“Tuna nehri akmam diyor, Kenarımı yıkmam diyor, Ünü büyük Osman
Paşa, Pilevne'den çıkmam diyor...”
Çapa'daki evimizin ön balkonu. Ablamla ikimiz dizinin dibine
oturmuşuz. 1886 Tekirdağ doğumlu anneannemden anımsadığım tek
görüntü bu. Gazi Osman Paşa'nın ailesini kuşatma sırasında
nasıl Pilevne'den çıkardığını anlatıyor. İki-üç
yaşlarındayım. Anneannem Hamdiye Hanım'ın yüzü bile gözümün önüne
gelmiyor. Ama ne zaman marşı bırakın, bu türkü çalsa Gazi Osman
Paşa'ya ayrı bir kıpırdar içim.
“Düşman Tuna'yı atladı, Karakolları yokladı, Osman Paşa'nın
kolundan, Beş bin top birden patladı.
Kılıncımı vurdum taşa,Taş yarıldı baştan başa, Ünü büyük Osman
Paşa, Askerinle binler yaşa!”
Esir düştüğünde bile Rus Çarı önünde selam durmuş.
Türküsünü değiştirebilir misiniz?
Arkasından Çanakkale.
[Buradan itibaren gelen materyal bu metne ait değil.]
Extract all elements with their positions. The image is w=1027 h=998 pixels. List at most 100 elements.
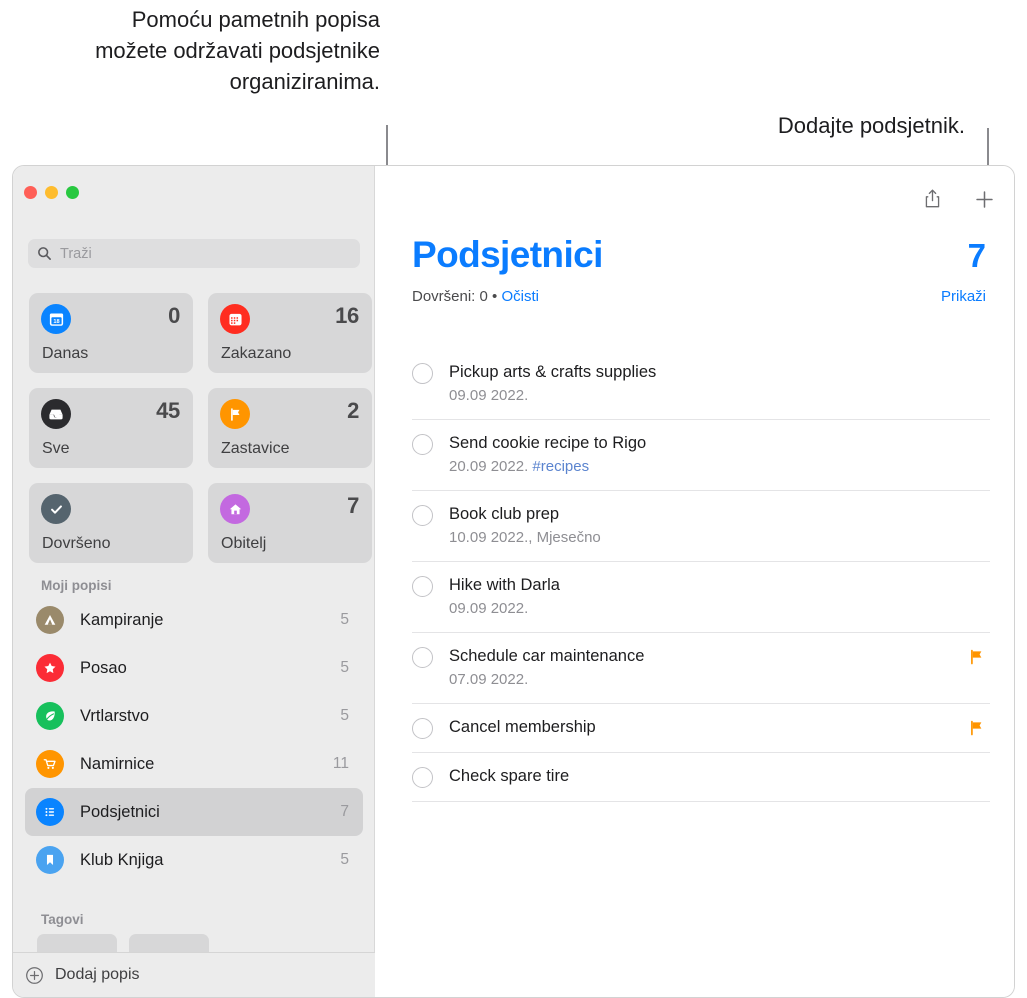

Kd.Yüzbaşı İbrahim Oğlu Vasfi Efendi.
Binbaşılığına 10 gün kalmış. 19.06.1915. Kurtuluş Savaşı.
Çanakkale Cephesi. 2. Kolordu 5. Fırka 13. Alay 3. Tabur 11.
Bölük. Arıburnu Kanlıtepe.
Elinde kılıçla şehit düşmüş.
Babam beşikte, amcam kucakta. Babaannem Hacer Hanım 17 yaşında.
Adını taşırım.
Dinar, Afyon. Eşkiyalar Mustafa Dedeoğlu'nun ailesini dağa
kaldırır.
1923'te annem doğunca ailede Cumhuriyet'in anlamı başkadır.
Adı Şükran konur.
Ana tarafımın bir başka yanı Isparta Demiralay'lar... Verilmiş ad.
Hak edilerek kazanılmış.
Biz, bizler binlerce, milyonlarca Türk ailesi gibi marşlarımızla,
türkülerimizle şükrederiz.
Dandiri dindon “müzik parçası” değil onlar.
Onlar bizim adımız!
ARTIK BESTESİ TARTIŞILM...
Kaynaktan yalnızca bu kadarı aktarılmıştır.